SPT_ITEMS_PATH is injected in the environments properties (see Apply ansible playbook)

Copy the project

- name: Copy the project
  copy:
    src: ../api/
    dest: "{{ lookup('env', 'SPT_ITEMS_PATH') }}"

Copies the whole project (frontend and backend) from the api folder into the server.

Copy PHP env file

- name: Copy PHP .env file
  template:
    src: ./templates/.php-env.j2
    dest: "{{ lookup('env', 'SPT_ITEMS_PATH') }}/.env"

Uses Jinja2 to resolve the template for the PHP .env file.
SPT_ITEMS_PATH is injected in the environments properties (see Apply ansible playbook)
SPT_ITEMS_HOSTNAME is injected in the environments properties (see Apply ansible playbook)

Get JavaScript chunks name

- name: Get Chunk 2 name
  shell:
    cmd: find "{{ lookup('env', 'SPT_ITEMS_PATH') }}" -type f -name "*chunk.js" -printf "%f\n"
  register: find_output

Prepare a find of all JavaScript chunk files for the app.blade.php.j2 template.
SPT_ITEMS_PATH is injected in the environments properties (see Apply ansible playbook)

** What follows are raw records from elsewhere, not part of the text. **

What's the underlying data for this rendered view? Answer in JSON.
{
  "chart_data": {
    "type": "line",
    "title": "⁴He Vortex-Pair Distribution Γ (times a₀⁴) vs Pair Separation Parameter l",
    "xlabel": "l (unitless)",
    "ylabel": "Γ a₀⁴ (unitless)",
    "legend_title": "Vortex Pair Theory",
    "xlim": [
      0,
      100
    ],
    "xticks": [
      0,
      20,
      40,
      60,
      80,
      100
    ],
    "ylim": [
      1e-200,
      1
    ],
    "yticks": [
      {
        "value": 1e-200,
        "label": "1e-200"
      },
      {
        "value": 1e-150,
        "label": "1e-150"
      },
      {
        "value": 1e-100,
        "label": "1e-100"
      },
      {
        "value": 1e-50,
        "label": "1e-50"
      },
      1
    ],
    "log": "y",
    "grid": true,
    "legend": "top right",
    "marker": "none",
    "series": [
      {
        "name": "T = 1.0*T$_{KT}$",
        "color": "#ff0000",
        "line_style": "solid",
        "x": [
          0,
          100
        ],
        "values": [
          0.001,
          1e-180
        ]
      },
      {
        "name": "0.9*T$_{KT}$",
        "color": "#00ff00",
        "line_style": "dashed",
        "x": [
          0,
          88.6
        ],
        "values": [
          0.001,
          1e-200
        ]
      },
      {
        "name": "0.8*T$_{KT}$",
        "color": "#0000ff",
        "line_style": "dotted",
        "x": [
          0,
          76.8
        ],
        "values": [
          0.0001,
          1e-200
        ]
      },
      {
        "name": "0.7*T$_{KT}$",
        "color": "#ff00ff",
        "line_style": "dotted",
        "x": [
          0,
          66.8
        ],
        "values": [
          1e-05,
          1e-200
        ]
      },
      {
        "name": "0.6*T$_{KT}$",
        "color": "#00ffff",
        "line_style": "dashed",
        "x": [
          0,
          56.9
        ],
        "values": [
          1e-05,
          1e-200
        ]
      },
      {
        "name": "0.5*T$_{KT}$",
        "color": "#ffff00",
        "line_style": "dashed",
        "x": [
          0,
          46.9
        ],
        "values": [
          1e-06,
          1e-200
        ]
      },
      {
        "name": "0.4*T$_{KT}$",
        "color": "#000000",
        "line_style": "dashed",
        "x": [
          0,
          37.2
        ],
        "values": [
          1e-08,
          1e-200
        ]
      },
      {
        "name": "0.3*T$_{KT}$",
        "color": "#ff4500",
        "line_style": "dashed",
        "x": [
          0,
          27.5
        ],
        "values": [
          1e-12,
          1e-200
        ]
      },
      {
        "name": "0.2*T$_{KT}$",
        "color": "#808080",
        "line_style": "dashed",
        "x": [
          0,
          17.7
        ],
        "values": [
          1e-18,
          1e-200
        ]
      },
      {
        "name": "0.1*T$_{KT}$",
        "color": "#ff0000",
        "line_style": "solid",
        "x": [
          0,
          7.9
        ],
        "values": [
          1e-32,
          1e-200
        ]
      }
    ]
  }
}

Get file names from find output

- name: Get file names from find output
  set_fact:
    chunk_list: "{{ find_output['stdout'].split('\n') }}"

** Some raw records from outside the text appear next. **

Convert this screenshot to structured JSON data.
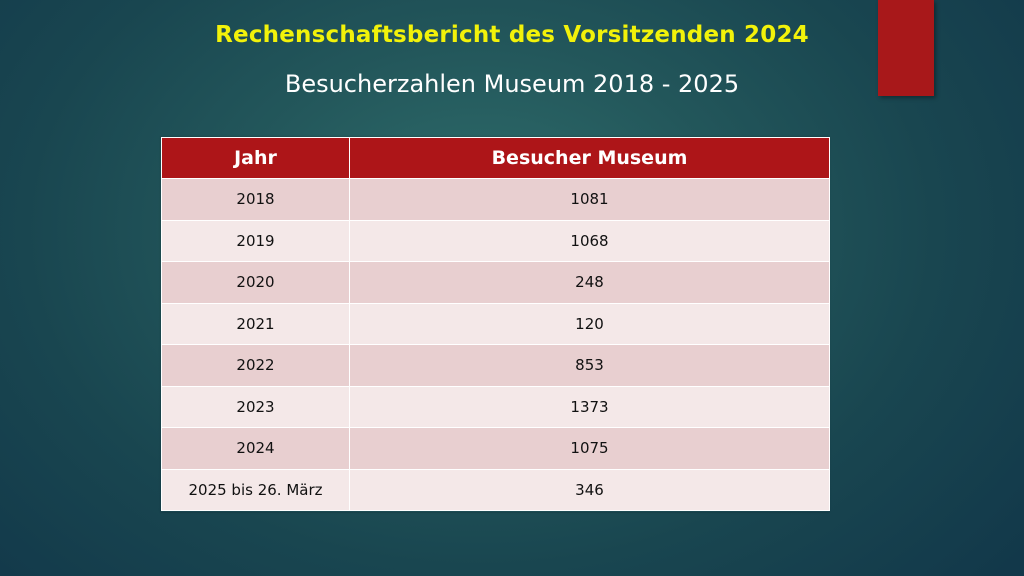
{
  "slide": {
    "title": "Rechenschaftsbericht des Vorsitzenden 2024",
    "subtitle": "Besucherzahlen Museum 2018 - 2025"
  },
  "table": {
    "headers": [
      "Jahr",
      "Besucher Museum"
    ],
    "rows": [
      {
        "year": "2018",
        "visitors": "1081"
      },
      {
        "year": "2019",
        "visitors": "1068"
      },
      {
        "year": "2020",
        "visitors": "248"
      },
      {
        "year": "2021",
        "visitors": "120"
      },
      {
        "year": "2022",
        "visitors": "853"
      },
      {
        "year": "2023",
        "visitors": "1373"
      },
      {
        "year": "2024",
        "visitors": "1075"
      },
      {
        "year": "2025 bis 26. März",
        "visitors": "346"
      }
    ]
  },
  "colors": {
    "accent_red": "#ad1518",
    "title_yellow": "#f2f20a",
    "row_dark": "#e8cfd0",
    "row_light": "#f4e8e8"
  }
}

Splits the string containing the list of all JavaScript chunk files for the app.blade.php.j2 template.

Copy app.blade.php file

- name: Copy app.blade.php file
  template:
    src: ./templates/app.blade.php.j2
    dest: "{{ lookup('env', 'SPT_ITEMS_PATH') }}/resources/views/app.blade.php"

Uses Jinja2 to resolve the template for the PHP app.blade.php file.
SPT_ITEMS_PATH is injected in the environments properties (see Apply ansible playbook).

Download and install composer dependencies

- name: Download and installs all composer libs and dependencies
  community.general.composer:
    command: install
    working_dir: "{{ lookup('env', 'SPT_ITEMS_PATH') }}"

Reset files permissions

- name: Reset files permissions
  file:
    path: "{{ lookup('env', 'SPT_ITEMS_PATH') }}"
    owner: "{{ lookup('env', 'DEPLOY_USER') }}"
    group: "{{ lookup('env', 'DEPLOY_USER_GROUP') }}"
    mode: 0774
    recurse: yes

Permissions 0644: * user: read/write/execute * group: read/write/execute (for Nginx to execute the php as well as write in the Laravel logs) * other: read SPT_ITEMS_PATH is injected in the environments properties (see Apply ansible playbook).

Initialize database

- name: Initialize database
  uri:
    url: "https://{{ lookup('env', 'SPT_ITEMS_HOSTNAME') }}/api/refresh"
    method: GET
    status_code: [200, 204]
    timeout: 60

The call to /api/refresh fetches the data from AKI Server repository, development branch.